Siempre he admirado a los guionistas (del medio que sea), novelistas y poetas que introducen en sus textos y diálogos juegos de palabras que le añaden una capa más a la más superficial, un significado “oculto”, algo en que pensar, elementos introducidos mediante distintos recursos que siempre viene bien explorar en una segunda lectura (o en la misma). Ésa es una de las razones por las que me gusta más la versión original que la traducida/adaptada y la disfruto siempre que mis conocimientos me dan para ello.

En la mayoría de los trabajos que disfrutamos en España traducidos (también doblados pero, como dije el otro día, el doblaje es la interpretación de una traducción y no tiene “culpa” de las limitaciones de la misma, aunque sí otros problemas diferentes), tampoco hay mucho de que quejarse, pero siempre hay momentos, líneas, frases, que tienen doble significado, que juegan con las palabras o que, apoyándose en las propias palabras (su fonética, su escritura, su significado, etc.), crea un chiste o una frase de distinto significado.
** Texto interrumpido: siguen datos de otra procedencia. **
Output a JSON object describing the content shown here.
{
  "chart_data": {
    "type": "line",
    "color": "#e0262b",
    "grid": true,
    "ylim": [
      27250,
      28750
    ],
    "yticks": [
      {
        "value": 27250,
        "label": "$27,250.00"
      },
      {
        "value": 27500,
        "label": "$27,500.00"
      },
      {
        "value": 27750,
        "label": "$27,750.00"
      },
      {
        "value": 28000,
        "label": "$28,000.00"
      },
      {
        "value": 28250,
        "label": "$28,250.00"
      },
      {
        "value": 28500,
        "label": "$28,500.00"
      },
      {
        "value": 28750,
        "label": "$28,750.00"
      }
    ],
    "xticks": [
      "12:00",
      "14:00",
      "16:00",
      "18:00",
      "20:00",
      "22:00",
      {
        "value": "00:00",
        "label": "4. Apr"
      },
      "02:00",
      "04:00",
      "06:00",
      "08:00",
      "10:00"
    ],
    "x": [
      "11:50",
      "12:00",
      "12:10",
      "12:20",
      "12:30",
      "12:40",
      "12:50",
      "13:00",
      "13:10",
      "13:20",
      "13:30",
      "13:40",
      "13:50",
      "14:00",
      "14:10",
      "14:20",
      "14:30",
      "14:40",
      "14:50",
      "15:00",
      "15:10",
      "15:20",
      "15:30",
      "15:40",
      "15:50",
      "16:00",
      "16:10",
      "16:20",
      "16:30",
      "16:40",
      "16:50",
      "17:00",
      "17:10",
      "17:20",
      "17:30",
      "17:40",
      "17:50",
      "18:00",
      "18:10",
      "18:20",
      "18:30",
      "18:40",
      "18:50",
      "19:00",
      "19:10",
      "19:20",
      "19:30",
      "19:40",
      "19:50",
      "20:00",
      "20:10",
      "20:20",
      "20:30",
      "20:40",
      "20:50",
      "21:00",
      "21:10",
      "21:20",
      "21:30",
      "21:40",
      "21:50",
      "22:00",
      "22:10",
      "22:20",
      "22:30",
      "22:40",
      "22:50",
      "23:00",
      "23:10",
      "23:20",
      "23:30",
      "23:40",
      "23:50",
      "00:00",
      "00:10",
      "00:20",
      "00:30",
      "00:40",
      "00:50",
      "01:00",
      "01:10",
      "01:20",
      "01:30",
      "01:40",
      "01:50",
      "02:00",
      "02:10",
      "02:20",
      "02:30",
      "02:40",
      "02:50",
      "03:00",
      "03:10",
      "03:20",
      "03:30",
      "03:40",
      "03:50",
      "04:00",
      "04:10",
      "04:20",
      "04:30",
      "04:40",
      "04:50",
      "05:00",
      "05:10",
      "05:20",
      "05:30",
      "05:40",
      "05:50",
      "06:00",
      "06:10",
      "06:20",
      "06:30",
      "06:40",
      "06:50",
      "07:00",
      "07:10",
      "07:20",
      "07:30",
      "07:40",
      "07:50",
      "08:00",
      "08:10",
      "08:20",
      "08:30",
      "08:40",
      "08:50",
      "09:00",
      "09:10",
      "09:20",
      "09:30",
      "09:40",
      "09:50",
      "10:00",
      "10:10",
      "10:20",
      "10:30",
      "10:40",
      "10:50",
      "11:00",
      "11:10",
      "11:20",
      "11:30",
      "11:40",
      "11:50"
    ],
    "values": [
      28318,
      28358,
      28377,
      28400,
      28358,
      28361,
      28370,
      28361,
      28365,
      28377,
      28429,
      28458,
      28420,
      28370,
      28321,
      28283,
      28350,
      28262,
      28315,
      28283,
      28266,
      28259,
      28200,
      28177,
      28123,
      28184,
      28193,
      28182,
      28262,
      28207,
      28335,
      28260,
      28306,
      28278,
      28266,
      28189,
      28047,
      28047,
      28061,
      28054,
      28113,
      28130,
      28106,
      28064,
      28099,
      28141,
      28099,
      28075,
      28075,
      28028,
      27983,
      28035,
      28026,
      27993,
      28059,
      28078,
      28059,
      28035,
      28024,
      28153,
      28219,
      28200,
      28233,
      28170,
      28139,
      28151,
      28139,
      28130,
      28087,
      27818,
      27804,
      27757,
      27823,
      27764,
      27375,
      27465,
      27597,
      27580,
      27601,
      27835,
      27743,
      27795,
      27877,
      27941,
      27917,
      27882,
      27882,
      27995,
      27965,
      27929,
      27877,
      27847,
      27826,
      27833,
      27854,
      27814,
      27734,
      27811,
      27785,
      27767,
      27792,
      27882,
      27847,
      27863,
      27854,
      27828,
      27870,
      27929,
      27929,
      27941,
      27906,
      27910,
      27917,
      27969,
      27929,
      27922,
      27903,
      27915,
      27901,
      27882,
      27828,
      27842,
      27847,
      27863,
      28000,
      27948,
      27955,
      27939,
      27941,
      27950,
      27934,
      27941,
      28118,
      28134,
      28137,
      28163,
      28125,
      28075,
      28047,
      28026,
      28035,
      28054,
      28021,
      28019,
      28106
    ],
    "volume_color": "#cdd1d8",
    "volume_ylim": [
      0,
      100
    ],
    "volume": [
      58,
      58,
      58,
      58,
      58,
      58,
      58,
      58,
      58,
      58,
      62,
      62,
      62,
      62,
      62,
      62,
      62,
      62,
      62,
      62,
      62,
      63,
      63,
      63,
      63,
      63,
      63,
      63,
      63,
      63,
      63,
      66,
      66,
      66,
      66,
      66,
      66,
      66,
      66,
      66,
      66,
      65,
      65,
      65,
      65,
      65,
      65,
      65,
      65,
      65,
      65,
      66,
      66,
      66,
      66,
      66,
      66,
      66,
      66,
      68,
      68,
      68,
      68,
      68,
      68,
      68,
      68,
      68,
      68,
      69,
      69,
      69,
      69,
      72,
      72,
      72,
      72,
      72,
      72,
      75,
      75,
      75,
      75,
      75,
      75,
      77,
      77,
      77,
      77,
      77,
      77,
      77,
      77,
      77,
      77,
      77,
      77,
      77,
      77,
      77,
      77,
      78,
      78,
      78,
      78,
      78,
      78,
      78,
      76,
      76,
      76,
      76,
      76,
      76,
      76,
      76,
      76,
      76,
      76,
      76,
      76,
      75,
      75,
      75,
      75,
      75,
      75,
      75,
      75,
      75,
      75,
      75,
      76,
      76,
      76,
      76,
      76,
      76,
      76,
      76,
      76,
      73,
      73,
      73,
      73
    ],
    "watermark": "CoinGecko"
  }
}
Y hay muchas veces que esos “chistes”, no se pueden traducir de ningún modo. Es imposible. Cuando se hace el paso del inglés al español, normalmente la estructura de las frases y palabras es tan diferente que es imposible hacerlo. Algunos optan por crear su propio juego de palabras y otros por traducir el juego de palabras original aunque pierda su sentido. Lo segundo lo considero de traductores poco imaginativos o menos competentes, o, en ciertas ocasiones, de gente que se ha encontrado con algo que tiene que traducir pero no puede, de ningún modo, adaptarlo al idioma requerido. Y es que lo primero no siempre es fácil y, por éso, cuando no puedes hacer más que lo segundo, por más que lo intentes, lo que consigues, aunque no quieras, es perder parte del significado con la traducción, y éso es lo que hace el trabajo resultante algo inferior al original.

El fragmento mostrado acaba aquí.